As far as the Olympic lifts go, I do like coaching the snatch pattern more than the clean and jerk pattern for the simple fact that there are fewer phases to worry about in the former than the latter.  With all things equal, the snatch (especially the power snatch) has shown me faster learning curves than understanding phases in the clean, catch, and split jerk. It’s a smart call for a window into explosiveness while making some key changes.

Enter the Tall Kneeling Snatch

Removing the lower body from involvement during snatches does a couple of things:

  • It removes the need for lower body mobility, like a full overhead squat catch position.
  • It disallows the lower body from completely contributing to the force of the movement, placing more onus on the upper body to be more explosive.
  • Decreases the margin for error, in a good way. This relies on technical precision and no compensatory actions to bring the weight up to the top position.

Doing snatches from the tall kneeling position indeed makes for a very upper body dominant lift that’s still every bit as explosive and great for ramping up your rate of force development. And you’ll know right away if the weight is too heavy.  This is a movement requiring speed and fast arm action, due to a much more limited pulling space.


Tall Kneeling Snatch – Coaching Cues

  • Start with the empty bar or using light weight plates – 5lbs is plenty.

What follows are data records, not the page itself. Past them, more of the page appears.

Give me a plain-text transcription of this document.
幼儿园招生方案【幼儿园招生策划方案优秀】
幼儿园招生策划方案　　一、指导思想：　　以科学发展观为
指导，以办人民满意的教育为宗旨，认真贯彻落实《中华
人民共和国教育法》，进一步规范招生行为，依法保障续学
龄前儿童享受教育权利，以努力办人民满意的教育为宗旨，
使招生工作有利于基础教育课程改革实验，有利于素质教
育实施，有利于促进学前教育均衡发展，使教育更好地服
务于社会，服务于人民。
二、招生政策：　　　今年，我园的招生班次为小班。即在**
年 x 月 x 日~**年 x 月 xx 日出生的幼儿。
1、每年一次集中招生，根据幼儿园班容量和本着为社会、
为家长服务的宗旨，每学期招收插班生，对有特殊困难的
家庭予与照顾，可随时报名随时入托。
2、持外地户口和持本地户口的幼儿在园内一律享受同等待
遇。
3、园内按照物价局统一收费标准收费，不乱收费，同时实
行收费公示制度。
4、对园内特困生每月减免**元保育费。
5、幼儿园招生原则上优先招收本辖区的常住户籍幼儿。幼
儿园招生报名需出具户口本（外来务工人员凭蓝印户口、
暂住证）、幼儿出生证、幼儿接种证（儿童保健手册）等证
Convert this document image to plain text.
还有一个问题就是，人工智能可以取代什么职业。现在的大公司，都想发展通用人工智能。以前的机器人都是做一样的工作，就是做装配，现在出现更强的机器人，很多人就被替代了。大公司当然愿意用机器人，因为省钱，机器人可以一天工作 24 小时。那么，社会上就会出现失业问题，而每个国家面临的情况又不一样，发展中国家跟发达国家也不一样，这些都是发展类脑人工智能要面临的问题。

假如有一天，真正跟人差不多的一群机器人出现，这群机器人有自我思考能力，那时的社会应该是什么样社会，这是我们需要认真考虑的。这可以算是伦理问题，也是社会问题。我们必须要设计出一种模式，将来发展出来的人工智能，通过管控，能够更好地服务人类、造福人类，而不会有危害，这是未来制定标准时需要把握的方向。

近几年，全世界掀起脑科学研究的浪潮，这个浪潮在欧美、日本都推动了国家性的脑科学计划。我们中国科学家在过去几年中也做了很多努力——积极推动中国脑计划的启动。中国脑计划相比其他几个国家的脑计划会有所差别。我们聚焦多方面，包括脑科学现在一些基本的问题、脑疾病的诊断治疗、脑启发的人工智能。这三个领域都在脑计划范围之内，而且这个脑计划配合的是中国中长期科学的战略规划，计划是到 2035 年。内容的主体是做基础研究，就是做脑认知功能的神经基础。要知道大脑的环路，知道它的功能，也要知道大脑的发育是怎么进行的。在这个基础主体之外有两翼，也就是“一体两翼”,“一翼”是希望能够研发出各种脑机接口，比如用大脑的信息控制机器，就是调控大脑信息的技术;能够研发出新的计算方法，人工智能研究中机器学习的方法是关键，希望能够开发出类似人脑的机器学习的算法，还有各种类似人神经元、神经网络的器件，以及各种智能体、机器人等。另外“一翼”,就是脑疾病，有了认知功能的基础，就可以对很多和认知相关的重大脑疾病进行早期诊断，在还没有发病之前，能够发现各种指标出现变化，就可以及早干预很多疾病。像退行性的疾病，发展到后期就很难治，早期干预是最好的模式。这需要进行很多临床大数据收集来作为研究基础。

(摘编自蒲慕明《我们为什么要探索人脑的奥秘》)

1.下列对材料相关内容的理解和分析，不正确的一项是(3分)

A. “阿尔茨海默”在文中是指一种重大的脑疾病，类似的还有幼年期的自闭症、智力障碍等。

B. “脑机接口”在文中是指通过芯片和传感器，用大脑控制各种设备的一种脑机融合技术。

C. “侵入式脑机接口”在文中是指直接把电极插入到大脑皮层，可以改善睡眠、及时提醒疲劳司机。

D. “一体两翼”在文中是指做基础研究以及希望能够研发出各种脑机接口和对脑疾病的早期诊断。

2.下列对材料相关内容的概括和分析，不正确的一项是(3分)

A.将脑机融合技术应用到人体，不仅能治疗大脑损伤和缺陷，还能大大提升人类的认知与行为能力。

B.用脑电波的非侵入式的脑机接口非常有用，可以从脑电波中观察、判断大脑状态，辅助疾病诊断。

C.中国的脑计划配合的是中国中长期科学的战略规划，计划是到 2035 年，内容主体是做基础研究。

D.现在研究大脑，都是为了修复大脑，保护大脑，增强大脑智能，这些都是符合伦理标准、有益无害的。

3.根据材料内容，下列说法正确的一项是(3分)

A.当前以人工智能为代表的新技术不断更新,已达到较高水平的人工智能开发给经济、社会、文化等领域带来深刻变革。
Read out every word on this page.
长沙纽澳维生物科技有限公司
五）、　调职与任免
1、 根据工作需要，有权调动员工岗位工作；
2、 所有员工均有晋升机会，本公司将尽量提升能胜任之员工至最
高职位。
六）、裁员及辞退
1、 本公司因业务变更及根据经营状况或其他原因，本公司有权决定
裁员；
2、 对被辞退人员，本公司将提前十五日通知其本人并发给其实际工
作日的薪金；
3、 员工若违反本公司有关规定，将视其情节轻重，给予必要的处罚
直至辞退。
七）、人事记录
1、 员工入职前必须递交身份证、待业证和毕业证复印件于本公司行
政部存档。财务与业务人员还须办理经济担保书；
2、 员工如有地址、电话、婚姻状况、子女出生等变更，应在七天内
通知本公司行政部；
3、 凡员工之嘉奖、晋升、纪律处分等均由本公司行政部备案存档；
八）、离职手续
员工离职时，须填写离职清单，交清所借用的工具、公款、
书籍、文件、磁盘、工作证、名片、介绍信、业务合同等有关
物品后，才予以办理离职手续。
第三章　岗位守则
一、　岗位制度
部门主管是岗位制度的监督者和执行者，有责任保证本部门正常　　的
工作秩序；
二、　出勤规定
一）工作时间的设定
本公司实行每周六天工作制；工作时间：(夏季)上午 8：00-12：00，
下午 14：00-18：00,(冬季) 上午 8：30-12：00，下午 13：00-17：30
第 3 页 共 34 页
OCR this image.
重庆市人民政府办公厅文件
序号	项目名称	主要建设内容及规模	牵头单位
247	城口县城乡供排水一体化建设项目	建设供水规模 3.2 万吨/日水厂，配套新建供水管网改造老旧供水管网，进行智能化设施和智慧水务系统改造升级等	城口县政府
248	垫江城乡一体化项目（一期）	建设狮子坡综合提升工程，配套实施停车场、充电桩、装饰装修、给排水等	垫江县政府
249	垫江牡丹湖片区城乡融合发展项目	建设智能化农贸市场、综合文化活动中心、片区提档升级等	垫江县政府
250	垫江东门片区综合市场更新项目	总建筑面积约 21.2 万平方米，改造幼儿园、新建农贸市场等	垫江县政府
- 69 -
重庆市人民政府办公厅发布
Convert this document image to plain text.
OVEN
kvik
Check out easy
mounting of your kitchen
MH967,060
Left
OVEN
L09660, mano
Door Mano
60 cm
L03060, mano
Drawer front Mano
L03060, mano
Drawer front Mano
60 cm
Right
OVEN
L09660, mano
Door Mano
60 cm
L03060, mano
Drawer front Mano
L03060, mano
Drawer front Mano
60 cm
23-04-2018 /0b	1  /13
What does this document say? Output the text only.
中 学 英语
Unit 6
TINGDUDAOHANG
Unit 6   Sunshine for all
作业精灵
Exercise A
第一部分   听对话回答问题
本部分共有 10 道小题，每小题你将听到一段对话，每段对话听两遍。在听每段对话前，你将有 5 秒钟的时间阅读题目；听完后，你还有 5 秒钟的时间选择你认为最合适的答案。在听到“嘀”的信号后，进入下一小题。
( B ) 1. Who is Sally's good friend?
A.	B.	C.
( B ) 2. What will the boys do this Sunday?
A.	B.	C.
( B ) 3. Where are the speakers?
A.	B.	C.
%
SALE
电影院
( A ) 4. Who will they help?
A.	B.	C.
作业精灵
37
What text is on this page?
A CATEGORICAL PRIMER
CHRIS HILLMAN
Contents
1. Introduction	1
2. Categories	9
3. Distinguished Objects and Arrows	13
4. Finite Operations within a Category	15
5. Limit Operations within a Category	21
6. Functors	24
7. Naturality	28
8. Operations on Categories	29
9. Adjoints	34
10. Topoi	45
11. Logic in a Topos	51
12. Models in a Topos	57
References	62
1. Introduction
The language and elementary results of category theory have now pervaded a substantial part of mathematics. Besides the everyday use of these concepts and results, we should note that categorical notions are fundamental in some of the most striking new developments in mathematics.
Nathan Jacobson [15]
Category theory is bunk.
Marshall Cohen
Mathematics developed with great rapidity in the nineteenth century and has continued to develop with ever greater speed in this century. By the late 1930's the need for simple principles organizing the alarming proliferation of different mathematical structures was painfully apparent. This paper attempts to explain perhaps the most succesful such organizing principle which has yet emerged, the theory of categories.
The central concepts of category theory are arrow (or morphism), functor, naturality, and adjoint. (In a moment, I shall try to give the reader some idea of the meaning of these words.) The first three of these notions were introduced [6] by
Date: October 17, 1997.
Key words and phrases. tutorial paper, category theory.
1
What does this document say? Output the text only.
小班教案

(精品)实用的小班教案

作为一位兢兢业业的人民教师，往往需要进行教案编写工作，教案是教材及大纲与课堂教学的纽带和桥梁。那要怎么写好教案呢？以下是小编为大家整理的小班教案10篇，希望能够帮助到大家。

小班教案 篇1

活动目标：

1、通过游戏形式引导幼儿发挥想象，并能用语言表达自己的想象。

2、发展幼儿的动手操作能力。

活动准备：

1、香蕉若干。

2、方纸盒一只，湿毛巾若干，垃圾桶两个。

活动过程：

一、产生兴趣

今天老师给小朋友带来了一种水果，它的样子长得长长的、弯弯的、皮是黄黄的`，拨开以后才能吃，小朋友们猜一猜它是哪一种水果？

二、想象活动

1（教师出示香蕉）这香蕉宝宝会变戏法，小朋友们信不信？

Progress from there.
  • Set up by kneeling on a mat, and holding the bar at a wide width that places it in your hip fold when the spine is erect.
  • “Dip” first by allowing the bar to travel toward the floor, making contact with the mid thigh.
  • In one explosive movement, drive the weight upward by shrugging hard and pulling high with the elbows. You should try to get the bar to neck level.
  • “Dive” under the weight by throwing the chest and head through the window you create with your arms overhead. You should end up catching the weight over the spine. Try to press outward on the bar for added tension.
  • This is a power movement, so focusing on sets of 3-6 reps is a more than acceptable recommendation.